The Biden administration will spend an additional $1 billion on rapid at-home COVID-19 tests, a White House official confirmed Wednesday.
Why it matters: Despite vaccination efforts, public health officials have said rapid home tests will be essential for businesses, homes and schools to get back on track to normalcy.
The big picture: The announcement follows Monday’s news by the Food and Drug Administration to allow the sale of an antigen test from U.S.-based Acon Laboratories.
In February, the administration committed $1.6 billion to supply rapid tests to schools and underserved communities.
Details: The administration plans to triple the number of at-home tests on the market by early November and quadruple that number by December, giving the U.S. 200 million tests per month.
The White House also plans to announce they’ll commit to double the number of pharmacies in the federal government’s free testing program to 20,000 locations.
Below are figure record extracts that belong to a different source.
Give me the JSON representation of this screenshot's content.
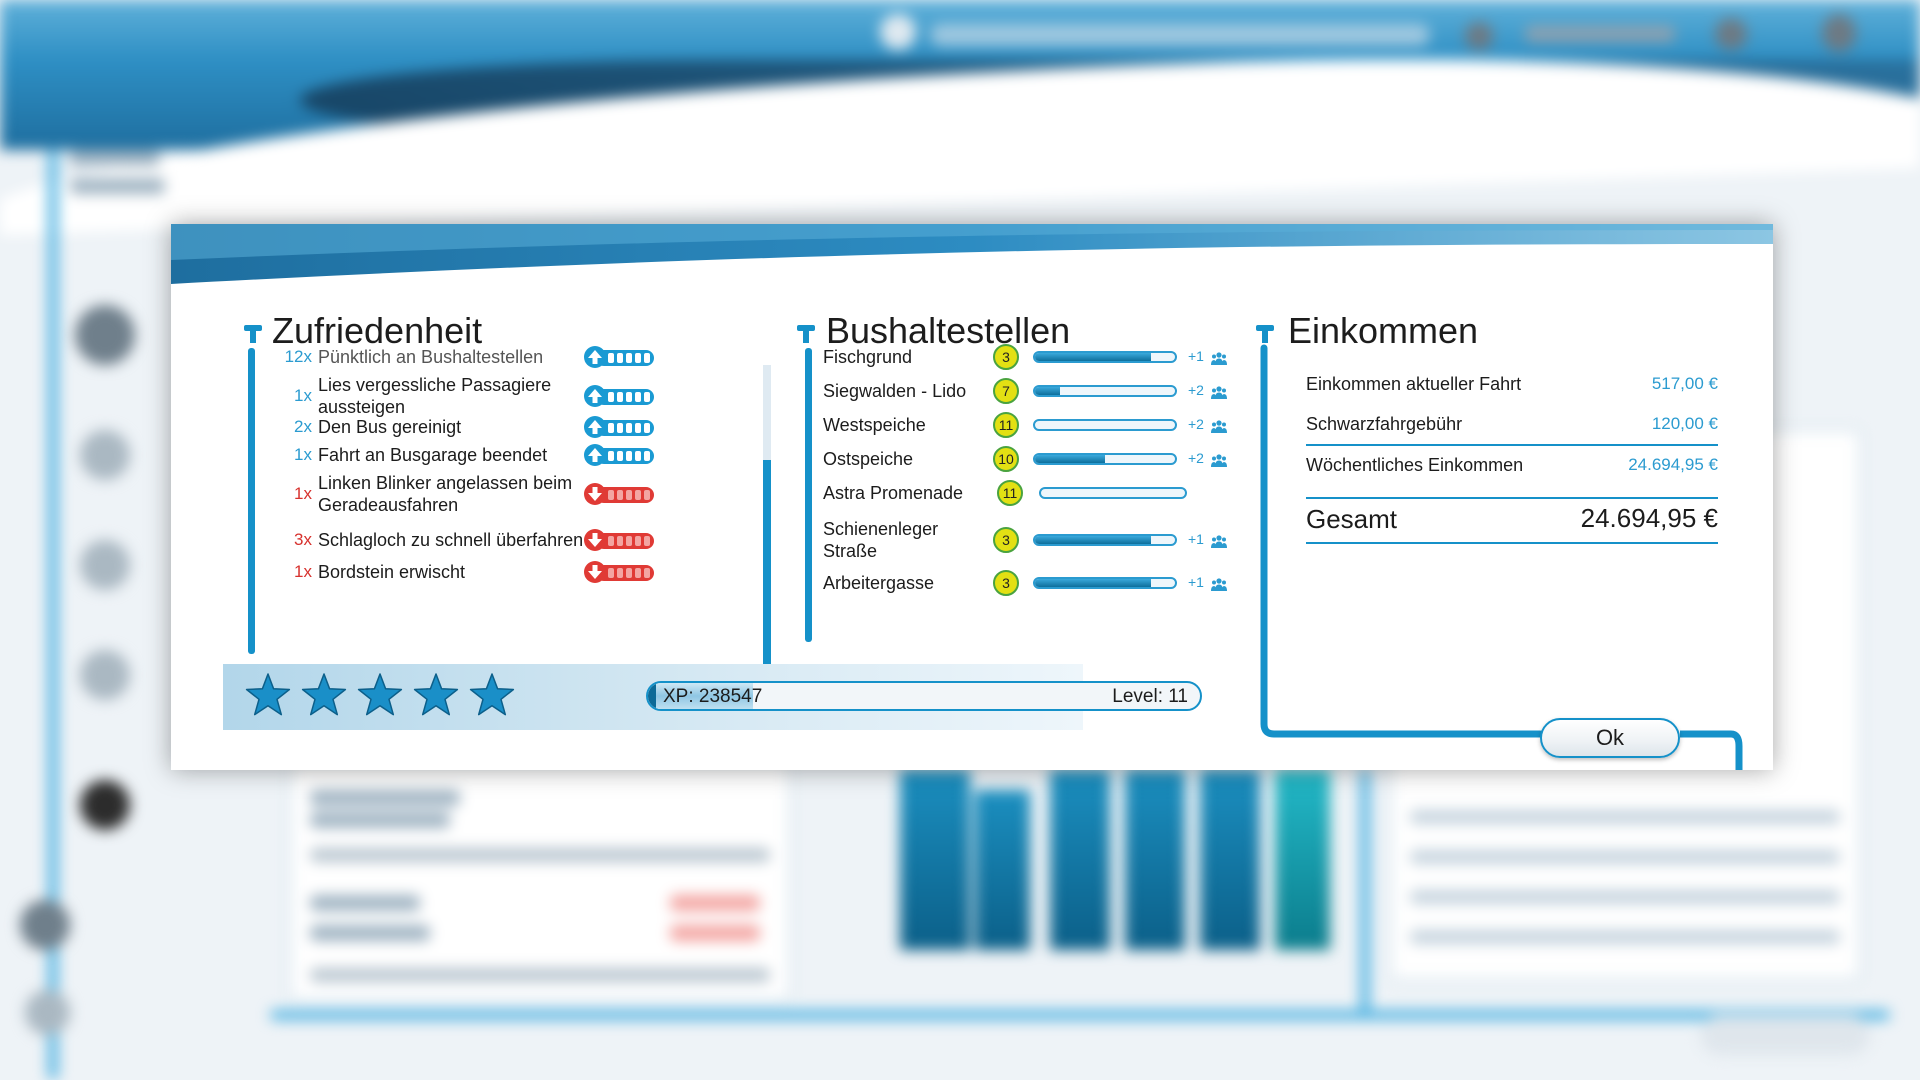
{
  "dialog": {
    "satisfaction": {
      "title": "Zufriedenheit",
      "items": [
        {
          "count": "12x",
          "label": "Pünktlich an Bushaltestellen",
          "effect": "positive"
        },
        {
          "count": "1x",
          "label": "Lies vergessliche Passagiere aussteigen",
          "effect": "positive"
        },
        {
          "count": "2x",
          "label": "Den Bus gereinigt",
          "effect": "positive"
        },
        {
          "count": "1x",
          "label": "Fahrt an Busgarage beendet",
          "effect": "positive"
        },
        {
          "count": "1x",
          "label": "Linken Blinker angelassen beim Geradeausfahren",
          "effect": "negative"
        },
        {
          "count": "3x",
          "label": "Schlagloch zu schnell überfahren",
          "effect": "negative"
        },
        {
          "count": "1x",
          "label": "Bordstein erwischt",
          "effect": "negative"
        }
      ]
    },
    "bus_stops": {
      "title": "Bushaltestellen",
      "items": [
        {
          "name": "Fischgrund",
          "badge": "3",
          "fill": 0.83,
          "bonus": "+1"
        },
        {
          "name": "Siegwalden - Lido",
          "badge": "7",
          "fill": 0.18,
          "bonus": "+2"
        },
        {
          "name": "Westspeiche",
          "badge": "11",
          "fill": 0.0,
          "bonus": "+2"
        },
        {
          "name": "Ostspeiche",
          "badge": "10",
          "fill": 0.5,
          "bonus": "+2"
        },
        {
          "name": "Astra Promenade",
          "badge": "11",
          "fill": 0.0,
          "bonus": ""
        },
        {
          "name": "Schienenleger Straße",
          "badge": "3",
          "fill": 0.83,
          "bonus": "+1"
        },
        {
          "name": "Arbeitergasse",
          "badge": "3",
          "fill": 0.83,
          "bonus": "+1"
        }
      ]
    },
    "income": {
      "title": "Einkommen",
      "rows": [
        {
          "label": "Einkommen aktueller Fahrt",
          "value": "517,00 €"
        },
        {
          "label": "Schwarzfahrgebühr",
          "value": "120,00 €"
        },
        {
          "label": "Wöchentliches Einkommen",
          "value": "24.694,95 €"
        }
      ],
      "total_label": "Gesamt",
      "total_value": "24.694,95 €"
    },
    "rating": {
      "stars": 5,
      "max_stars": 5
    },
    "progress": {
      "xp_text": "XP: 238547",
      "level_text": "Level: 11",
      "xp_fraction": 0.19
    },
    "ok_label": "Ok"
  },
  "colors": {
    "accent": "#1591c9",
    "positive": "#2b9bd0",
    "negative": "#d7322e",
    "badge": "#e3e013"
  }
}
Community-based free testing sites would bring the total number to 30,000.White House testing director Carole Johnson said on NBC News Wednesday that the administration has also secured commitments from leading retailers to sell the tests at cost and that it is arranging for tests to be distributed through food banks and community health centers.
What to watch: Public health experts have said the number of tests in circulation is not nearly enough, arguing that the FDA has been dragging its feet on emergency authorizations for tests that are available in other countries.
The FDA has expressed concern regarding the accuracy these tests have compared to the PCR tests evaluated in labs that typically take several days for results.”Importantly, with these investments, there will not just be more tests on the market, but we expect much more affordable tests on the market,” per a White House official.
What they’re saying: Michael Mina, a Harvard University epidemiologist who has advocated for at-home testing, called the announcement “huge news,” but said increasing testing is multi-fold:
“We can’t simply produce tests and assume they’ll eliminate spread. We need strategy,” Mina tweeted Wednesday. “Just as [the U.S. government] is supporting purchase of tests, they should support businesses & schools by providing critical tools that will enable the tests to be reliably used.”